AdSense click-bombing is one of the most malicious attacks that can plague an online business. For the uninitiated, this type of attack aims to generate a large number of AdSense ad visits over a short period of time. Google is extremely strict when it comes to fake clicks and unnatural amounts of ad clicks. So much so, that it can easily lead to permanently banning down the user’s AdSense account.

Background 

A husband-and-wife business duo reached out to report unnaturally large numbers of clicks coming from a USA-based visitor. They investigated immediately to learn that all of the clicks were direct visits, and all seemed to be targeting one particular ad.  

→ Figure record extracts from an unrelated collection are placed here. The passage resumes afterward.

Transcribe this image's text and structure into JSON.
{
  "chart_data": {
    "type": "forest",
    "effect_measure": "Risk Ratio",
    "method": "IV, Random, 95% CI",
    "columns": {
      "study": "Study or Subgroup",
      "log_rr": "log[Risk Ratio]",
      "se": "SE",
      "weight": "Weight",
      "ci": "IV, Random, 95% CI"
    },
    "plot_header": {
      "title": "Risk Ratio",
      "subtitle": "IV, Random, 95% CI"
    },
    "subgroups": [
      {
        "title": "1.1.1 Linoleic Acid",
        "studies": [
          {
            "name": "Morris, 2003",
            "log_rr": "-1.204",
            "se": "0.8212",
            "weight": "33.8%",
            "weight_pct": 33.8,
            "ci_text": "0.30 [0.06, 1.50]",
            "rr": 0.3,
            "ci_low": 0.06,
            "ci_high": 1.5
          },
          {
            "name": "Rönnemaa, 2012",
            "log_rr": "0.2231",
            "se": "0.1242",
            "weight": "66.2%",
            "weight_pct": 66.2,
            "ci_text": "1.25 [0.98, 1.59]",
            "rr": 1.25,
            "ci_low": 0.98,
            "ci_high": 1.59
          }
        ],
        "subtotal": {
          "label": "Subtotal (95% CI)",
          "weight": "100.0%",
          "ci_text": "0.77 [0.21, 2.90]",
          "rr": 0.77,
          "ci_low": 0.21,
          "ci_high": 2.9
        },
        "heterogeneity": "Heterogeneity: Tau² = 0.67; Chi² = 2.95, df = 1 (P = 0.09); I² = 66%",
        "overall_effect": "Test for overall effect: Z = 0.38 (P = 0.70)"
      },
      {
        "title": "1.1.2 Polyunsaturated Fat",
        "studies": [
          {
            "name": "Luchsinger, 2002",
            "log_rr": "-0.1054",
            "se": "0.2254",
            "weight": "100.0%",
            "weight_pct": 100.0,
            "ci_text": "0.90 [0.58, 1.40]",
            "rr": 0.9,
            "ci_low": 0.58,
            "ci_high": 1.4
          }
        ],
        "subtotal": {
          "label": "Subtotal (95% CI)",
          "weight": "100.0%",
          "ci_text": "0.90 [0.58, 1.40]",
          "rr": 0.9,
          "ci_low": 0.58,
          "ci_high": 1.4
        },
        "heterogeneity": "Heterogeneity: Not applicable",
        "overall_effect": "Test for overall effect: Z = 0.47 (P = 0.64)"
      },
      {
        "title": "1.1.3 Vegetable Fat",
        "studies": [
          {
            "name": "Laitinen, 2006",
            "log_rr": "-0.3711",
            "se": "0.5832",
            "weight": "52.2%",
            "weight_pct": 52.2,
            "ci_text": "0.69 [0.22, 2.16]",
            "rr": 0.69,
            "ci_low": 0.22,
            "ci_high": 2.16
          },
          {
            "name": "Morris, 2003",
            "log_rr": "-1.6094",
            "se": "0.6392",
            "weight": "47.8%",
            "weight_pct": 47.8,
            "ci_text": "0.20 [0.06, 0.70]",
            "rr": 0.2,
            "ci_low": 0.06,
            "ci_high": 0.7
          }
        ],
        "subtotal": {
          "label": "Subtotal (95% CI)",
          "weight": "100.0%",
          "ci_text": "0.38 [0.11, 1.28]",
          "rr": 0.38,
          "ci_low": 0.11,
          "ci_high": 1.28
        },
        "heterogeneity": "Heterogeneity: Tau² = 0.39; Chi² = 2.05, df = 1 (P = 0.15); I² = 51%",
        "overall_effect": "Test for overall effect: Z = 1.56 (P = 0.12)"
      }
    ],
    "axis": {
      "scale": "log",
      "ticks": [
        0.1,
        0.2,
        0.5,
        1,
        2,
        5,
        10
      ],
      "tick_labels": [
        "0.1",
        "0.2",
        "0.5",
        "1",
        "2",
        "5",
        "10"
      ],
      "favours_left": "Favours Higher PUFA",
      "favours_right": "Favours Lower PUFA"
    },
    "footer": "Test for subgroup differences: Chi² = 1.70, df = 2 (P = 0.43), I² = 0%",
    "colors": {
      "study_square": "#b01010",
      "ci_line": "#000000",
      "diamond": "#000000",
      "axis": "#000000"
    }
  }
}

Their web-based app is their main source of income. Suspecting sabotage attempts from a competitor, or a malicious bot, they worked quickly to identify the issue. Fully aware that Google may discover this and flag it as fraudulent tampering, they attempted to remedy the situation by taking the following steps:  

  • They blocked the user-agent of the visitor .
  • They completely archived and removed ad codes from their website.  
  • They purged all of the caches on the web server.

Despite their attempts, the malicious clicks just kept coming. Their CTR was through the roof! From the picture below, you can see that only 11 impressions generated 239 clicks. In layman’s terms, it would mean that someone visited the website 11 times and clicked on an ad for a total of 239 times.

On closer inspection, all of the visits came from a single device – SM-6960U. This is a model number for a Samsung Galaxy S9. Whether or not this was the exact device isn’t certain, as these IDs can be faked and spoofed with ease.

Analysis and Implementation 

Once this project was awarded, here are the corrective actions I have taken to help the business recover:  

  • I installed Stat Counter – the client only had Google Analytics at the time. Stat Counter had an advantage, letting us immediately pinpoint the visitor’s IP address and find out their location. I reported my findings to Google immediately on discovery.  
  • I advised client to purchase Cloudflare Premium. This would allow them to block the user’s IP address. 
  • This still didn’t stop the clicks from coming. From this point on, I assumed that the visitor was using a VPN of some kind to click-bomb my client’s website. I have a private database of all of the VPN IPs. I blocked all of them from accessing the website.  
  • I discovered a lot of AdSense users reported similar issues. I concluded that this was either a malicious bot or a bug in Google’s AdSense.  

After a few days, blocking the VPNs proved to be successful. There were no more malicious clicks. I submitted a detailed report of my findings to Google, for further investigation. Google responded saying that they discovered the root cause, but couldn’t reproduce the issue again. They asked us to report back to them if another incident like this occurs.  

Aftermath and Useful Advice 

Following the incident, the website’s SEO took a hit. Fortunately, it is slowly making a recovery and slowly regaining its deteriorated ranking and lost visitors.  

If this, or something similar ever happens to you – be sure to report it to the Google AdSense Team as soon as you can. You can use the Invalid Clicks Contact Form. Be sure to provide all of your traffic logs and as many details as you can. Additionally, you can use tools like Stat Counter or Imperva to block the IP address of the malicious visitor. If you are using WordPress, you can use a plugin such as WP Advanced Ads to only allow search engine visitors to see the ads.